Tuesday, November 22, 2016

The Road Less Traveled: Suncheon Bay National Garden, Suncheon Bay Ecological Park, Yudong Oritang (Duck Stew) Alley

Suncheon Bay National Garden

We hopped on the City Tour Bus and arrived at the Suncheon Bay National Garden next. The admission fee was ₩8,000 or $8 per person. Having opened last April 2014, the garden was built to become a conservation area for various species of plants and flowers. There were also gorgeous flamingoes featured in the middle of the garden. It took us 2 hours to cover most of the 1.12 square kilometer stretch of the garden. As we were starving at that time, we ate in a haste at the Organic Dosirak Cafe in the garden to catch the 2:20 pm bus to the next attraction. 

The Dream Bridge
The Dream Bridge

Tonkatsu and Ssam Bulgogi

Suncheon Bay Ecological Park

The last stop of our Suncheon trip was the Suncheon Bay Ecological Park, a coastal wetland that serves as habitat to wildlife such as crabs, fishes and migratory birds that you can explore for an entrance fee of ₩8,000 or $8 per person.

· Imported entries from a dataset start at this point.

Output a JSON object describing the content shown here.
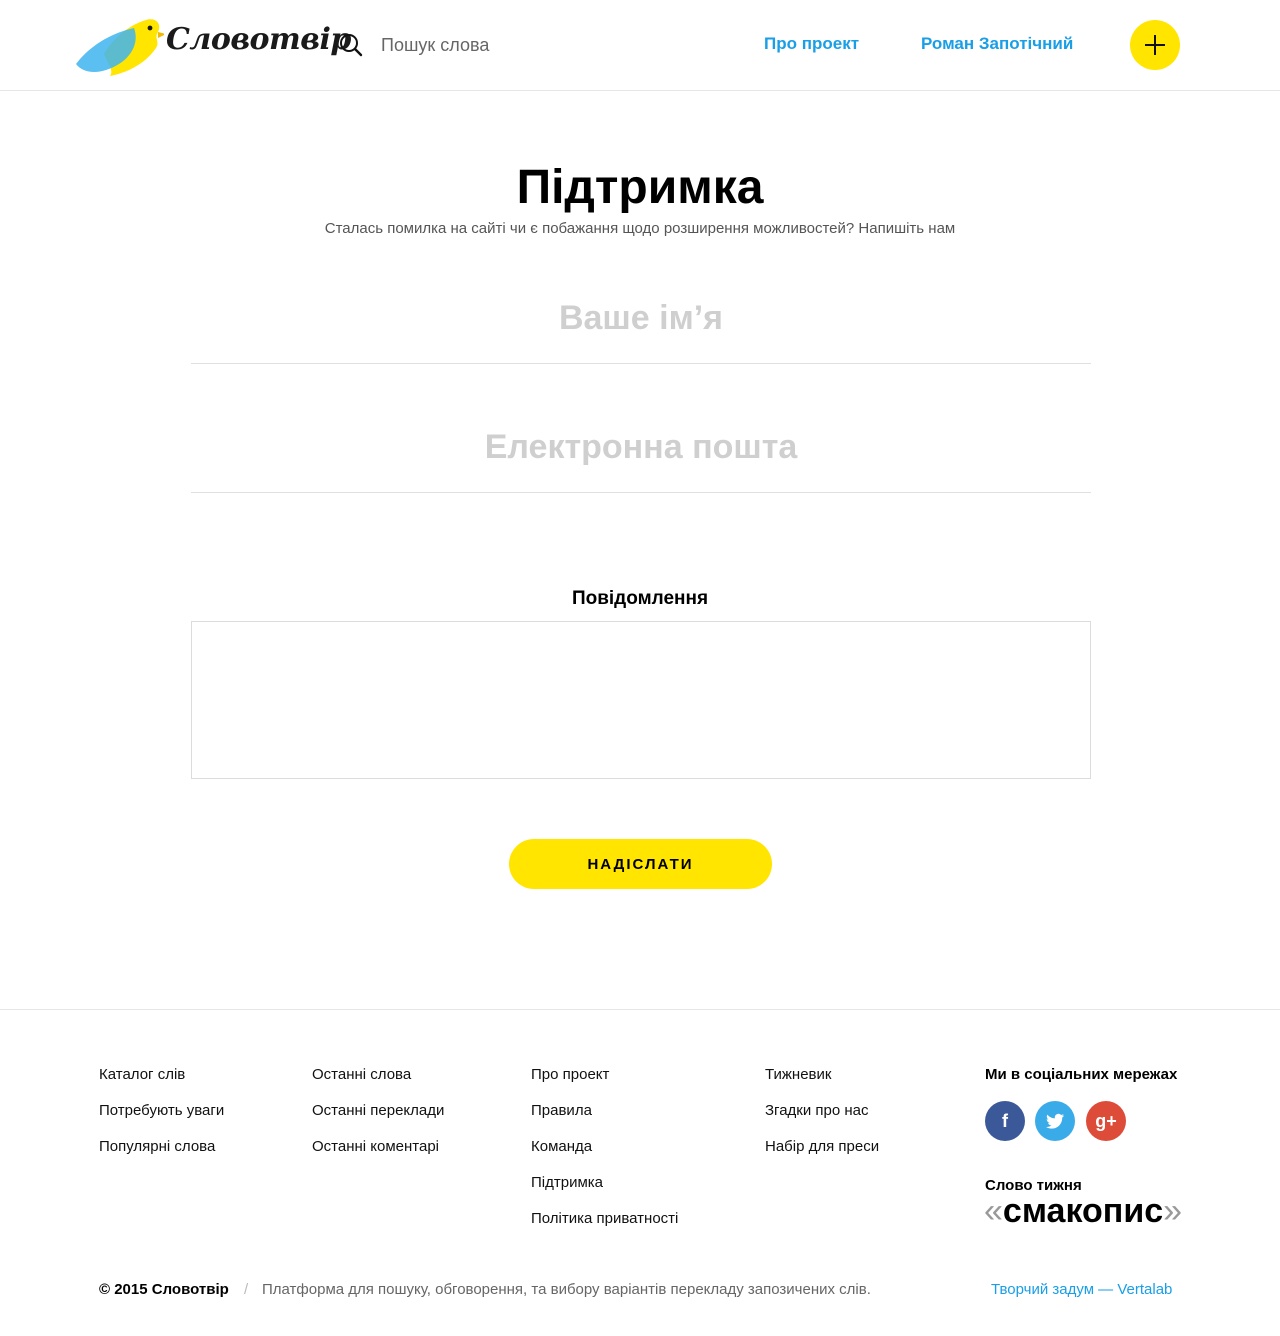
{
  "header": {
    "logo_text": "Словотвір",
    "search_placeholder": "Пошук слова",
    "nav": {
      "about": "Про проект",
      "user": "Роман Запотічний"
    },
    "add_icon": "plus-icon"
  },
  "main": {
    "title": "Підтримка",
    "subtitle": "Сталась помилка на сайті чи є побажання щодо розширення можливостей? Напишіть нам",
    "name_placeholder": "Ваше ім’я",
    "email_placeholder": "Електронна пошта",
    "message_label": "Повідомлення",
    "message_value": "",
    "submit_label": "НАДІСЛАТИ"
  },
  "footer": {
    "col1": [
      "Каталог слів",
      "Потребують уваги",
      "Популярні слова"
    ],
    "col2": [
      "Останні слова",
      "Останні переклади",
      "Останні коментарі"
    ],
    "col3": [
      "Про проект",
      "Правила",
      "Команда",
      "Підтримка",
      "Політика приватності"
    ],
    "col4": [
      "Тижневик",
      "Згадки про нас",
      "Набір для преси"
    ],
    "social_heading": "Ми в соціальних мережах",
    "social_icons": [
      "facebook-icon",
      "twitter-icon",
      "google-plus-icon"
    ],
    "social_glyphs": {
      "facebook": "f",
      "twitter": "t",
      "google": "g+"
    },
    "word_heading": "Слово тижня",
    "word_of_week": "смакопис",
    "quote_open": "«",
    "quote_close": "»",
    "copyright": "© 2015 Словотвір",
    "separator": "/",
    "tagline": "Платформа для пошуку, обговорення, та вибору варіантів перекладу запозичених слів.",
    "credit": "Творчий задум — Vertalab"
  },
  "colors": {
    "accent_yellow": "#ffe500",
    "link_blue": "#1a9ee6",
    "facebook": "#3b5998",
    "twitter": "#3aabe9",
    "google_plus": "#dd4b39"
  }
}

The simplicity of the park will make you appreciate nature's beauty more. While waiting for the city tour bus, we relaxed at the cafe inside the park while people and view watching.

Yudong Oritang (Duck Stew) Alley

We alighted at the Suncheon Bus Terminal, took the bus to Gwangju and reached the hostel a little over 7 in the evening. At the hostel, we asked the owner directions to Yudong Oritang (Duck Stew) alley. He said that it was a 15 minute walk from the Yangdong Market which was 2 subway stops from Nongseong station, the one nearest our hostel. At the local Gwangju map provided to us our hostel owner, the landmark nearest the alley was NC department store.

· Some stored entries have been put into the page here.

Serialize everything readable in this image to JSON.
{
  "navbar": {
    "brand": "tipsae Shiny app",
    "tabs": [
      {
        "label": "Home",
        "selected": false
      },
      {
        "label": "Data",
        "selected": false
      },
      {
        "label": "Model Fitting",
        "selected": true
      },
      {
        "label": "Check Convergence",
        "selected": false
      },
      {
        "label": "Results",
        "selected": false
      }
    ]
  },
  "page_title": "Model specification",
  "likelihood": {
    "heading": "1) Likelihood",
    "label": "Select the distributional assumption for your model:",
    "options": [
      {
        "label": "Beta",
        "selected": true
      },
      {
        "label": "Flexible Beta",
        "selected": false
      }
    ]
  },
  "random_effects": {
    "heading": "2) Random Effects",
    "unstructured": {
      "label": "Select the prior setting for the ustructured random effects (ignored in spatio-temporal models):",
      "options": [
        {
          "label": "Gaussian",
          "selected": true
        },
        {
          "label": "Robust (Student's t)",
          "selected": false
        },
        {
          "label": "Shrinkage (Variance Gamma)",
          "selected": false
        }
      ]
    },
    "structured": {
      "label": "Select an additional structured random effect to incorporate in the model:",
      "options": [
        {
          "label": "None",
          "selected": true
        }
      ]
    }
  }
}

At the Yangdong Market, we tried to ask the locals for direction to the alley and one ahjumma said that it was far and we were advised to take bus number 30 and alight at the bus stop across NC department store. The Yudong Oritang alley is located on the left of the department store. There were lots of restaurants to choose from but we chose the one with more people. 

Oritang or Duck Stew is one of Gwangju's specialty, hence, we were so curious about it. The stew, served with a variety of side dishes or banchan, has a thick soup which with a rich and creamy taste. It was served with a basket of greens (taro stems and water dropwort) you supposedly boil on top of the stew and a dipping sauce that you mix with perilla powder. The duck meat was chewier than chicken. A big pot that serves 2 to 3 people costs ₩28,000 or $28 and $1 for a bowl of plain rice. The owner was also kind and gave us a bottle of coke for free or "service". The meal left us full to the brim as we chow down the last chunk of meat. 

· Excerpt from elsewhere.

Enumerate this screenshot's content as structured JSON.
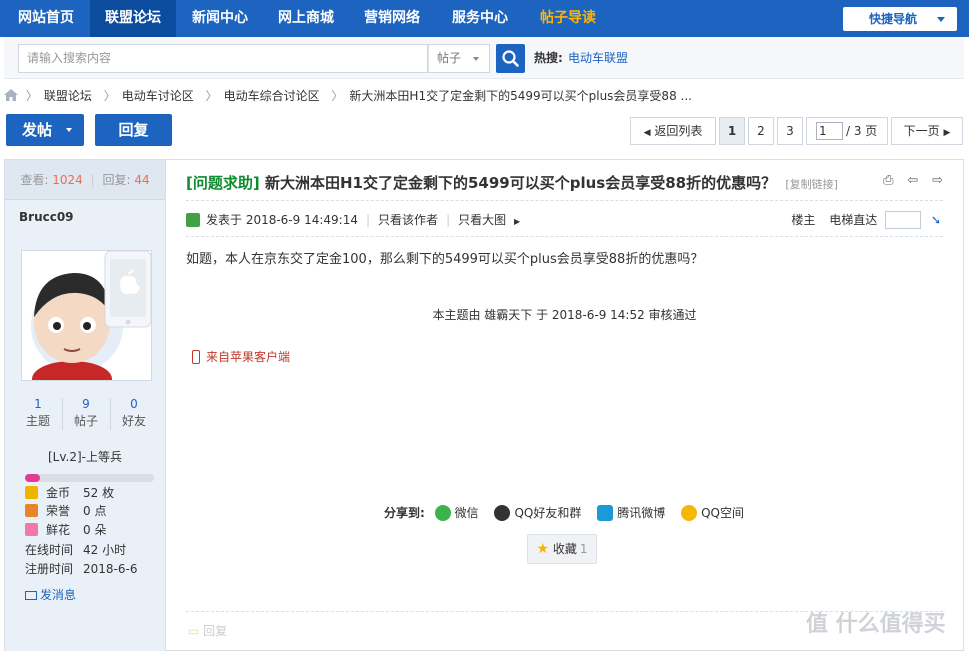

With a smile of satisfaction, we took the bus number 30 back to the U square bus terminal and dragged our well nourished bellies back to the hostel. And that ends the second day of our Jeolla adventure!

The Road Less Traveled: Suncheon Open Film Set

Located 20 minutes from the Suncheon train station, the Suncheon Drama/Open Film Set is the first stop of the Downtown Circular Course. It is the biggest open film set in South Korea and it illustrates the country during 1950s to 1970s. It has been used as filming location for hundreds of dramas, variety shows and movies like Baker King: Kim Tak Gu, East of Eden, Running Man, Werewolf Boy and Gangnam Blues. The entrance fee was ₩3,000 or $3 per person.

Beondegi (번데기) or boiled silkworm pupae at $1 a cup

Bus stop

Dumpling store

Aside from simply strolling around the old streets of Suncheon, people can 
eat snacks that people enjoy during the past and rent high school uniforms at ₩2,000 or $2 (only if you have a Korean number available) to blend in. It was great to revisit the past and compare it to the huge leap of progress the Korea has accomplished and it left me with high hopes that one day, the Philippines could do the same.